We promise no money changed hands, but George, a recent graduate in International Relations offers some honest advice on how students can get the best out of themselves at university. We couldn’t have put it better ourselves…
“If you are looking for that ‘pass your degree after reading this article’ miracle, you should probably ignore this. Unfortunately after years of patronage to the temple of education (Google…) I can tell you without doubt that such an academic El Dorado does not exist much to the annoyance of the faculty. What you are going to find here is a brief overview of the avenues I traversed to take my grades from the lower 2:2s to my target of a mid-level 2:1. Passing my degree with a 2:1 is without a doubt the proudest achievement of my life to date (other than squeezing Michael Palin into my dissertation) so I thought I would pass on my advice. It may help or you may leave thinking, ‘what a fool’ but it worked for me!
Stop kidding yourself
Without this first step, the rest is just not possible and it perhaps requires the most honesty. Before I could move on with improving my grades, I had to accept that I was struggling and that this was my fault. The problem with this is that the phrase ‘hard headed’ suits quite a lot of students well, including me at one point. I have heard so many excuses for what is essentially a personal issue, ‘the lecturer does not like me, ‘I do not agree with the notion of identity and citizenship, ‘there is no positive energy in this room’, you name it I have probably heard it.

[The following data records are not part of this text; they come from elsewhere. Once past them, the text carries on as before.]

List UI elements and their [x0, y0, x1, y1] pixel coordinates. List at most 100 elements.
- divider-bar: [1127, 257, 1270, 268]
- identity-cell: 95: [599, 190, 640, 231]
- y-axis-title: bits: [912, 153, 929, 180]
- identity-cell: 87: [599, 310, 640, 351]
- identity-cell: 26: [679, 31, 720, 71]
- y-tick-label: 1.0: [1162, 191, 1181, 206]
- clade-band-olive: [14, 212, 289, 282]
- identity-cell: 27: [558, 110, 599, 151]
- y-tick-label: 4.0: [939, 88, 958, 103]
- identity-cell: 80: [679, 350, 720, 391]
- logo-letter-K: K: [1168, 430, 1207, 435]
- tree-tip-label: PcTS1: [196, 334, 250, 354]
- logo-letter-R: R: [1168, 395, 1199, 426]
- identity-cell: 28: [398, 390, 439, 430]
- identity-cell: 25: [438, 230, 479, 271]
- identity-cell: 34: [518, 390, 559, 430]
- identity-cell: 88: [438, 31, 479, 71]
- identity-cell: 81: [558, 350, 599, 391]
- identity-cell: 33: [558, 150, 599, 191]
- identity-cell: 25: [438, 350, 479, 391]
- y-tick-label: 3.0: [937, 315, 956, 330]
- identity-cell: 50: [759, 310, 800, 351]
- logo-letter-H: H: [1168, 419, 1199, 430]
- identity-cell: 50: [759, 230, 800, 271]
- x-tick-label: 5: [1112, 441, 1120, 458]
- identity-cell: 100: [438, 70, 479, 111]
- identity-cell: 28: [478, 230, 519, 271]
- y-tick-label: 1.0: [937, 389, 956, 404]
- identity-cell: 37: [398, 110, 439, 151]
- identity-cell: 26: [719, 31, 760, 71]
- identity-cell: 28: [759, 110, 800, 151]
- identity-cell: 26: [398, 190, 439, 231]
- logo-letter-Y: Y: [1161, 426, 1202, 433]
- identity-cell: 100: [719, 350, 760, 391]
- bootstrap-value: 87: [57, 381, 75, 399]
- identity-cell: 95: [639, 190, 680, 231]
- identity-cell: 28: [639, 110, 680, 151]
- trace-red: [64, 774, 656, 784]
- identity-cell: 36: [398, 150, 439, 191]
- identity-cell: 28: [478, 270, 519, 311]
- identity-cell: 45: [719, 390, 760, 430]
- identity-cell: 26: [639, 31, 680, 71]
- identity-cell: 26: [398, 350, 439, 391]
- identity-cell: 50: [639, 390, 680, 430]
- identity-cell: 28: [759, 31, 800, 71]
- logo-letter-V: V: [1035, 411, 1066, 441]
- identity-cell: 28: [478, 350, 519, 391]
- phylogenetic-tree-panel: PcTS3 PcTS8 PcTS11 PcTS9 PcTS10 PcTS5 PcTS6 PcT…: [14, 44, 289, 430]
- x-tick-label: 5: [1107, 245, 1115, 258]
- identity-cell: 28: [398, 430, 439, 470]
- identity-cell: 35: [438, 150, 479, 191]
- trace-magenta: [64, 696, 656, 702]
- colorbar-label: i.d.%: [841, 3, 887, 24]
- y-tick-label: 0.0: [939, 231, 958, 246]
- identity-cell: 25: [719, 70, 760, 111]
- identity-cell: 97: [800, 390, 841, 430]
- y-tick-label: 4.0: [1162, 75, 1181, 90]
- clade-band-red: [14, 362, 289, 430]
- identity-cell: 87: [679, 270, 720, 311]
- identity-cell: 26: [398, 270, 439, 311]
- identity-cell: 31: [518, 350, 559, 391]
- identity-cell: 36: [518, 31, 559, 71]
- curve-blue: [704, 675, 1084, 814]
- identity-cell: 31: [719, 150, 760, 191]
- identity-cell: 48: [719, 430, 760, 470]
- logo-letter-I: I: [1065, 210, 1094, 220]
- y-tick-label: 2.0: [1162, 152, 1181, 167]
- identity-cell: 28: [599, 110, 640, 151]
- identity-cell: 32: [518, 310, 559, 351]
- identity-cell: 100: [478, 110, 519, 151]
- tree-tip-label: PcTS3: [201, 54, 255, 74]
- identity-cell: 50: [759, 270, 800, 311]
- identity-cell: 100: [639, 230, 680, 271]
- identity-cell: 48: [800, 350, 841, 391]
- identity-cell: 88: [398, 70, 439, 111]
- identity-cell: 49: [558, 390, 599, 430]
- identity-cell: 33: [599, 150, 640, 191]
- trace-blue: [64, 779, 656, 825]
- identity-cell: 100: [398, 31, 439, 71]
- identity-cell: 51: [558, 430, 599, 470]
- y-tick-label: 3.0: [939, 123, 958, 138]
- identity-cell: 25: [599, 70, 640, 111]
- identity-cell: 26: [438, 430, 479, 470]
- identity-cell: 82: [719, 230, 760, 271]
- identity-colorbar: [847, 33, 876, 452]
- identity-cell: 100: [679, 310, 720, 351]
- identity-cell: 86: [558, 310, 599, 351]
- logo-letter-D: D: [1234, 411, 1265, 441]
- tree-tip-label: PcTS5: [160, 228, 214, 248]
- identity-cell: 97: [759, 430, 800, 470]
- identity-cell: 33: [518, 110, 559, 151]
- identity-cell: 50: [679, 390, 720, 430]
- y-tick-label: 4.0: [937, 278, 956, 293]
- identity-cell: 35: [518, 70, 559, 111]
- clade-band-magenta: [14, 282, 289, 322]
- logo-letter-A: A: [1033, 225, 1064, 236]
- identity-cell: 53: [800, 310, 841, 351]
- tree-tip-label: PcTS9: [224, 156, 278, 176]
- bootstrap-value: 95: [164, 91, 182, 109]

For me, it was my academic writing style, it simply was not delivering. I was too colloquial, too simplistic, lacking in analysis and so on. My improvement began when I accepted that I was struggling and that I needed help.
Just ask for help
Quick and to the point, just ask for help. The faculty at Lincoln are second to none but they are not mind readers. This was without a doubt the best move for me, I reached out to several lecturers who knew me well and in partnership we began to ask the necessary questions about my writing style. In the end I garnered a much stronger idea of what they really wanted from assessed work, when I broke my issues down, I was generally trying to reinvent the wheel at every point.
Find that inspiration
The single biggest source of inspiration for me was the desire to achieve what I knew I was capable of. I did not want to look back on my degree in a few years and think, ‘I could have done better’, instead I wanted to look back and think, ‘yes, I did myself proud’. It may well be different for you, you may want that special job, or to make your parents proud, whatever it may be, cling onto it and use it as your fuel.
Do the work
Unfortunately, and I can sense your impending tears, there is no way to sugar coat this particular part. When all was said and done, I had to match my desire to succeed with straight forward hard work. That meant study schedules, time in the library, widespread reading and so on. It is a cliché, but it really is true, you only get out what you put in.
Finishing up, ultimately only you can decide what is best, but you have got to be open to the notion that you need help to succeed. University work can feel lonely at times, so make use of your friends and faculty in those times of uncertainty and always be open to suggestions. Now, go to the library instead of sitting with Google!”